Qwen does offer prompt caching too (cache reads around $0.25/M, a 90% cut), and on Artificial Analysis’s blended metric the effective gap narrows to about 8x rather than the headline 9x. But there’s no reading of these numbers where Qwen comes out cheap. You pay for the extra speed and the few extra Intelligence Index points.
Which one should you actually run?
Pick DeepSeek V4 if…
- You want open weights you can self-host, fine-tune, or run air-gapped under MIT.
- Cost is the deciding factor — it’s 6–9x cheaper, before its huge cache discount.
- You need the longest outputs (up to 384K tokens) for big generation jobs.
- Your workload is competitive-style coding or math.
Pick Qwen3.7 Max if…
- You want the highest measured general intelligence of the two and don’t mind paying.
- Throughput matters — it generates output more than 2x faster.
- You’re building agentic, multi-step engineering loops where it edges ahead.
- You prefer a managed, closed API and lower hallucination over self-hosting.
For most teams the choice is really a budget-and-control question, not a capability one. They are close enough on quality that the open-vs-closed and cheap-vs-premium axes decide it. If you’re also weighing Western options, see how the field stacks up in our GPT-5 vs Claude 4 vs Gemini 3 breakdown, and our DeepSeek vs ChatGPT comparison covers the cross-border value gap in more depth.
FAQ
Is DeepSeek V4 or Qwen3.7 Max better for coding?
They’re essentially tied on SWE-bench Verified (80.6% vs 80.4%). DeepSeek looks stronger on competitive-programming benchmarks like LiveCodeBench and Codeforces, while Qwen3.7 Max claims an edge on agentic engineering tasks such as SWE-bench Pro and Terminal-Bench. For most coding work either is more than capable.
Which model is cheaper to use?
DeepSeek V4 is dramatically cheaper. V4-Pro costs $0.435/$0.87 per million input/output tokens versus Qwen3.7 Max at $2.50/$7.50 — roughly 6–9x less. DeepSeek’s V4-Flash variant and aggressive cache pricing widen the gap further for high-volume use.
Can I download and self-host these models?
DeepSeek V4 (both Pro and Flash) ships with open weights under the MIT license on Hugging Face, so you can self-host and fine-tune it. Qwen3.7 Max is closed-weight and API-only as of June 2026, with no downloadable version available.
Do both really support a 1-million-token context window?
Yes, both advertise a 1M-token context. DeepSeek also supports up to 384K output tokens, while Qwen3.7 Max caps output around 65K. Independent reviewers reported strong long-context recall from Qwen past the 800K mark.
Which is faster?
Qwen3.7 Max streams output faster — roughly 193 tokens/sec versus about 80 for DeepSeek V4-Pro in independent testing. DeepSeek has a slightly lower time-to-first-token, so it begins responding sooner, but Qwen completes long generations more quickly.
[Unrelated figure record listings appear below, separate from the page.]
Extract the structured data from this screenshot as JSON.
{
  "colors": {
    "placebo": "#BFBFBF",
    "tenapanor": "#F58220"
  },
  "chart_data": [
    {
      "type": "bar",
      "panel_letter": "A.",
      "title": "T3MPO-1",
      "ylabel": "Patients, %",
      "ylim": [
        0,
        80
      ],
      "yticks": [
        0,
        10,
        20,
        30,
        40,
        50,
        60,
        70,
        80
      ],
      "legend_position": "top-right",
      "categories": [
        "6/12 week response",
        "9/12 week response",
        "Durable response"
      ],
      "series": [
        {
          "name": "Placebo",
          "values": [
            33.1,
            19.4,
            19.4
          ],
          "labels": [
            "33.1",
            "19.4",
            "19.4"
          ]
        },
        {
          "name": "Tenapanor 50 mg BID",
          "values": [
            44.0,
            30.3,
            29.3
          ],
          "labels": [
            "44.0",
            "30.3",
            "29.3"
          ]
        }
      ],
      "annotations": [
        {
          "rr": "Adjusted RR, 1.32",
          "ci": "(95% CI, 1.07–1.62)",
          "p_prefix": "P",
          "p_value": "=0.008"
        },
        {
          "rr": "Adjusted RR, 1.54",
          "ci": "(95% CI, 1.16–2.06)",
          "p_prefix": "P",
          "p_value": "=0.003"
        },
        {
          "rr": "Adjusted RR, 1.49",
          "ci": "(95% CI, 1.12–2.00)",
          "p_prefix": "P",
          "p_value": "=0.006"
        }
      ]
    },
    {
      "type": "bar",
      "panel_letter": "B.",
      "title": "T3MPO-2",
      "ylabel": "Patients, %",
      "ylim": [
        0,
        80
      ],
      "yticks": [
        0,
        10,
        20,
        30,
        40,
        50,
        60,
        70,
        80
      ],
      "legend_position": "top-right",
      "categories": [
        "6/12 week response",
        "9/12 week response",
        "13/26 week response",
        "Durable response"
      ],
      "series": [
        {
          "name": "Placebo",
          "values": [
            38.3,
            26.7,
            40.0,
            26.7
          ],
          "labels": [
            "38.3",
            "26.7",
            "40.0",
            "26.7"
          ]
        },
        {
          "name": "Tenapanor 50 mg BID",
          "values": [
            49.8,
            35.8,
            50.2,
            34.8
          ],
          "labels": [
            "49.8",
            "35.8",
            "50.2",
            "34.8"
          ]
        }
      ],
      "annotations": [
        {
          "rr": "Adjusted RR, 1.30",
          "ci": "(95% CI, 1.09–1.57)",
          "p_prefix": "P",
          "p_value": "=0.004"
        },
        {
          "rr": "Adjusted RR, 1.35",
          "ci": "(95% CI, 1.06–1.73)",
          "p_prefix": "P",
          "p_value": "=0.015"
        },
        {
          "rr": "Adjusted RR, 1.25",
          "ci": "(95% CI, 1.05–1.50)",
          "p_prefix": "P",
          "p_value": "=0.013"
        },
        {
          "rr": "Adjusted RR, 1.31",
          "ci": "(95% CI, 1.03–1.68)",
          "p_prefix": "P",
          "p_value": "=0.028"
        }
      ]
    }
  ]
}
Are the benchmark scores trustworthy?
Treat them carefully. Many headline figures are vendor-reported and not yet independently reproduced. Neutral aggregators like Artificial Analysis give Qwen3.7 Max a higher composite Intelligence Index (57 vs 52), and a U.S. government evaluation (CAISI/NIST) found DeepSeek V4-Pro trails the leading U.S. models by about eight months overall.
Is Qwen3.7 Max actually smarter than DeepSeek V4?
On independent composite scoring, marginally — 57 vs 52 on the Artificial Analysis Intelligence Index. The difference is real but small, and it comes at a large price and openness cost. Whether those few points justify paying ~8x more depends entirely on your use case.
Bottom line
These two models are closer than the hype suggests. On the benchmark that matters most for engineers — SWE-bench Verified — they’re tied, and on general intelligence Qwen3.7 Max leads by a slim, independently confirmed margin. If quality alone decided it, Qwen would win on points.
But quality rarely decides it alone. DeepSeek V4 is open-weight, MIT-licensed, and 6–9x cheaper, which makes it the default for anyone who cares about cost, control, or running models on their own hardware. Qwen3.7 Max is the pick when you want the slightly smarter, much faster managed API and the budget isn’t the constraint. Most teams will reach for DeepSeek and only notice what they’re missing on the hardest agentic tasks — if they notice at all.